A video recording showed Ma counting $2,000 in cash provided by the undercover operative, who said it was to acknowledge his work on behalf of China. Investigators said Ma, who was born in Hong Kong, explained that he “wanted ‘the motherland’ to succeed” and admitted that he provided classified information to the Ministry of State Security and continued to work with some of its same representatives who were at the 2001 meeting.
Prosecutors said an 85-year-old relative of Ma’s also worked for the CIA and later spied for China. But he was not charged because he suffers from “an advanced an debilitating cognitive disease.”
The charges against Ma represent the latest in a series of setbacks against U.S. efforts to conduct espionage targeting China.
Another former CIA officer, Jerry Chun Shing Lee, was sentenced to 19 years in prison last year after pleading guilty to conspiring with Chinese intelligence agents starting in 2010 after he left the agency.
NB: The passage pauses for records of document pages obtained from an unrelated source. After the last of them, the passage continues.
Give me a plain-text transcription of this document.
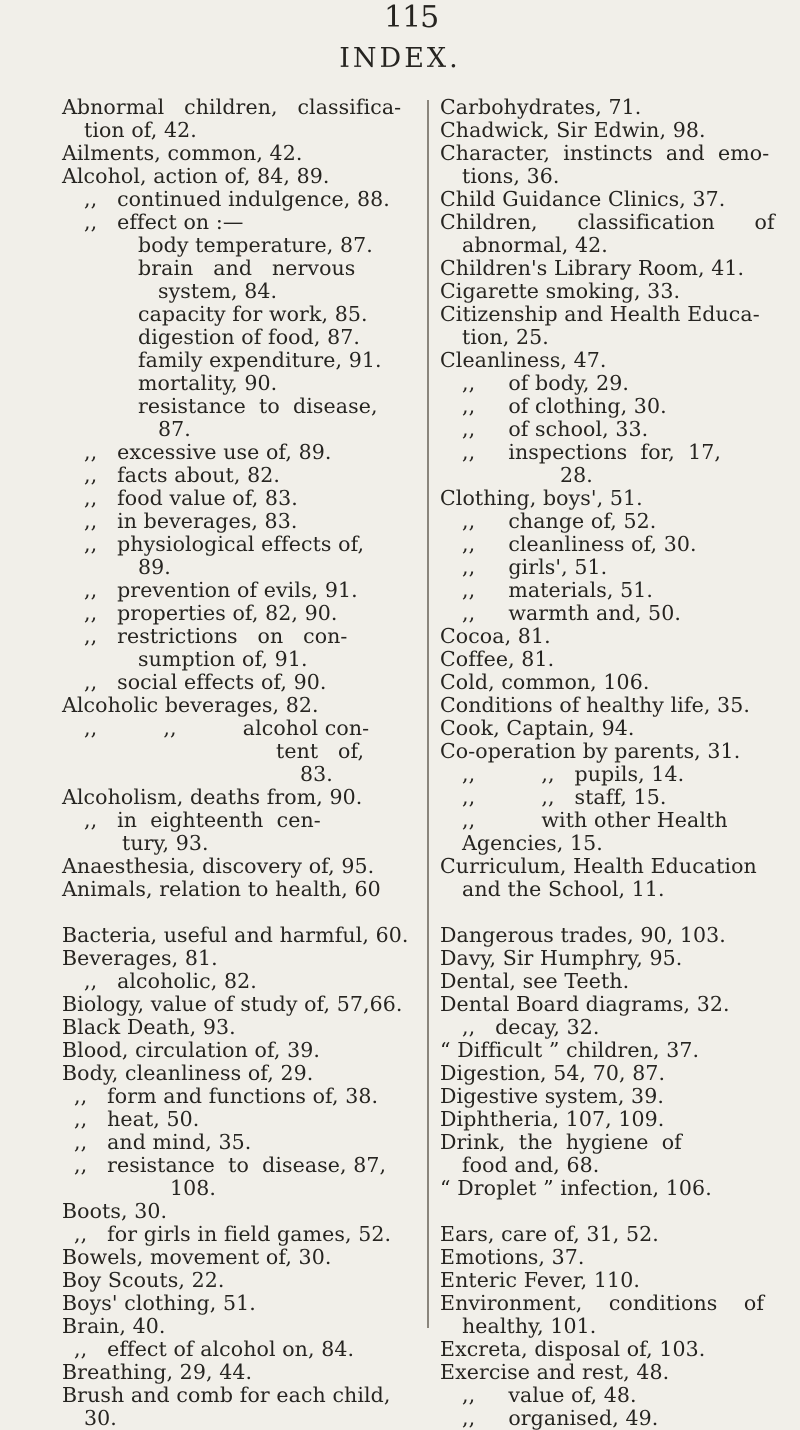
115
INDEX.
Abnormal   children,   classifica-
tion of, 42.
Ailments, common, 42.
Alcohol, action of, 84, 89.
,,   continued indulgence, 88.
,,   effect on :—
body temperature, 87.
brain   and   nervous
system, 84.
capacity for work, 85.
digestion of food, 87.
family expenditure, 91.
mortality, 90.
resistance  to  disease,
87.
,,   excessive use of, 89.
,,   facts about, 82.
,,   food value of, 83.
,,   in beverages, 83.
,,   physiological effects of,
89.
,,   prevention of evils, 91.
,,   properties of, 82, 90.
,,   restrictions   on   con-
sumption of, 91.
,,   social effects of, 90.
Alcoholic beverages, 82.
,,          ,,          alcohol con-
tent   of,
83.
Alcoholism, deaths from, 90.
,,   in  eighteenth  cen-
tury, 93.
Anaesthesia, discovery of, 95.
Animals, relation to health, 60
Bacteria, useful and harmful, 60.
Beverages, 81.
,,   alcoholic, 82.
Biology, value of study of, 57,66.
Black Death, 93.
Blood, circulation of, 39.
Body, cleanliness of, 29.
,,   form and functions of, 38.
,,   heat, 50.
,,   and mind, 35.
,,   resistance  to  disease, 87,
108.
Boots, 30.
,,   for girls in field games, 52.
Bowels, movement of, 30.
Boy Scouts, 22.
Boys' clothing, 51.
Brain, 40.
,,   effect of alcohol on, 84.
Breathing, 29, 44.
Brush and comb for each child,
30.
Carbohydrates, 71.
Chadwick, Sir Edwin, 98.
Character,  instincts  and  emo-
tions, 36.
Child Guidance Clinics, 37.
Children,      classification      of
abnormal, 42.
Children's Library Room, 41.
Cigarette smoking, 33.
Citizenship and Health Educa-
tion, 25.
Cleanliness, 47.
,,     of body, 29.
,,     of clothing, 30.
,,     of school, 33.
,,     inspections  for,  17,
28.
Clothing, boys', 51.
,,     change of, 52.
,,     cleanliness of, 30.
,,     girls', 51.
,,     materials, 51.
,,     warmth and, 50.
Cocoa, 81.
Coffee, 81.
Cold, common, 106.
Conditions of healthy life, 35.
Cook, Captain, 94.
Co-operation by parents, 31.
,,          ,,   pupils, 14.
,,          ,,   staff, 15.
,,          with other Health
Agencies, 15.
Curriculum, Health Education
and the School, 11.
Dangerous trades, 90, 103.
Davy, Sir Humphry, 95.
Dental, see Teeth.
Dental Board diagrams, 32.
,,   decay, 32.
“ Difficult ” children, 37.
Digestion, 54, 70, 87.
Digestive system, 39.
Diphtheria, 107, 109.
Drink,  the  hygiene  of
food and, 68.
“ Droplet ” infection, 106.
Ears, care of, 31, 52.
Emotions, 37.
Enteric Fever, 110.
Environment,    conditions    of
healthy, 101.
Excreta, disposal of, 103.
Exercise and rest, 48.
,,     value of, 48.
,,     organised, 49.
NBC News reported that information he provided helped China and other nations compromise the CIA’s method of communicating secretly with its foreign agents, leading to the deaths of Chinese informants.
In 2015, the U.S. government revealed that Chinese intelligence hackers had stolen reams of sensitive personnel files from the Office of Personnel Management, including security clearance applications of intelligence officers and other national security operatives. American officials said they feared that data and other personal information on U.S. citizens stolen by the Chinese from private companies has allowed China to better identify American operatives spying overseas.